Follow-up: Complete-pooling, no-pooling, and partial-pooling regression in R This great answer demonstrates the concepts of "complete-pooling regression", "no-pooling regression", and "partial-pooling regression" (3 concepts) using simulated data in R.
However, I wonder how to demonstrate these concepts with this real dataset that reports on math scores (outcome) from $160$ schools (sch.id).
Question: Following this great answer, I thought I should do the following to demonstrate the 3 concepts and expect to see $shrunken$ school means from pred_partial compared to pred_no_pool.
But this is not the case, I wonder what I'm missing?
library(lme4)
library(tidyverse)
library(modelr)

d <- read.csv('https://raw.githubusercontent.com/rnorouzian/e/master/hsb.csv') # Dataset
partial_pooling <- lmer(math~1+ (1|sch.id), data = d)  
pred_partial <- data_grid(d, sch.id) %>% add_predictions(partial_pooling) # Predicted Mean Math of Schools

no_pooling <- lm(math~sch.id-1, data = d)
pred_no_pool <- modelr::data_grid(d, sch.id) %>% modelr::add_predictions(no_pooling) # Predicted Mean Math of Schools

plot(pred_partial)            # 'Black' plot of predicted schools means for partial_pooling
points(pred_no_pool, col = 2) # 'Red' plot of predicted schools means for no_pooling


 A: Here are the no-pooling and partial pooling estimates for each school plotted against one another

Note that the partially pooled estimates are pooled towards the completely pooled estimates (in red).  This is the demonstration of the partially pooled estimates being shrunk towards the population mean.
Here is the code to reproduce this figure
library(tidyverse)
library(lme4)
library(modelr)

d <- read.csv('https://raw.githubusercontent.com/rnorouzian/e/master/hsb.csv') %>% 
     mutate(sch.id = factor(sch.id))

complete_pool = lm(math ~ 1, data = d)
no_pool = lm(math~sch.id -1, data = d)
partial_pool = lmer(math ~ 1 + (1|sch.id), data = d)


data_grid(d, sch.id) %>% 
  add_predictions(no_pool, var='no_pooling') %>% 
  add_predictions(partial_pool, var='partial_pooling') %>% 
  ggplot(aes(no_pooling, partial_pooling))+
  geom_point()+
  geom_abline()+
  theme(aspect.ratio = 1)+
  geom_hline(aes(yintercept = mean(d$math)), color = 'red')
  

A: The problem is that sch.id is stored as an integer (see str(d)) and in order for it to work as intended for the no pooling model, it needs to be treated as a factor variable.
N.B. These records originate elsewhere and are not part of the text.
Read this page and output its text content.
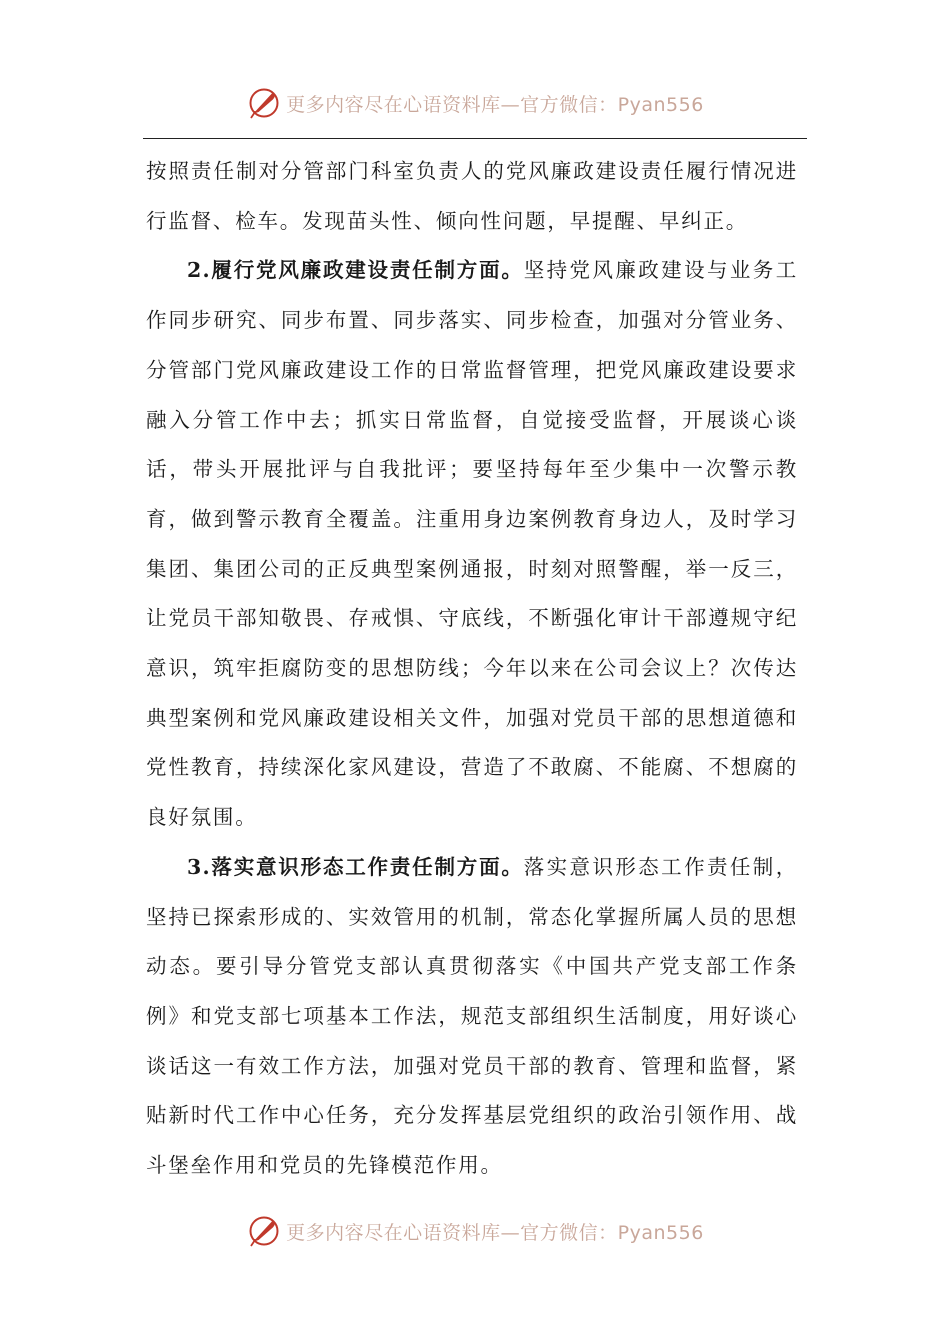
更多内容尽在心语资料库—官方微信：Pyan556

按照责任制对分管部门科室负责人的党风廉政建设责任履行情况进行监督、检车。发现苗头性、倾向性问题，早提醒、早纠正。

2.履行党风廉政建设责任制方面。坚持党风廉政建设与业务工作同步研究、同步布置、同步落实、同步检查，加强对分管业务、分管部门党风廉政建设工作的日常监督管理，把党风廉政建设要求融入分管工作中去；抓实日常监督，自觉接受监督，开展谈心谈话，带头开展批评与自我批评；要坚持每年至少集中一次警示教育，做到警示教育全覆盖。注重用身边案例教育身边人，及时学习集团、集团公司的正反典型案例通报，时刻对照警醒，举一反三，让党员干部知敬畏、存戒惧、守底线，不断强化审计干部遵规守纪意识，筑牢拒腐防变的思想防线；今年以来在公司会议上？次传达典型案例和党风廉政建设相关文件，加强对党员干部的思想道德和党性教育，持续深化家风建设，营造了不敢腐、不能腐、不想腐的良好氛围。

3.落实意识形态工作责任制方面。落实意识形态工作责任制，坚持已探索形成的、实效管用的机制，常态化掌握所属人员的思想动态。要引导分管党支部认真贯彻落实《中国共产党支部工作条例》和党支部七项基本工作法，规范支部组织生活制度，用好谈心谈话这一有效工作方法，加强对党员干部的教育、管理和监督，紧贴新时代工作中心任务，充分发挥基层党组织的政治引领作用、战斗堡垒作用和党员的先锋模范作用。

更多内容尽在心语资料库—官方微信：Pyan556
You can do this either by mutating the variable into a factor variable using dplyr or simply declaring it as a factor variable in your lm model:
no_pooling <- lm(math~as.factor(sch.id)-1, data = d)

Then you get 160 coefficients, corresponding to the mean math score in each school. From there, you can re-graph to see how much pooling is going on.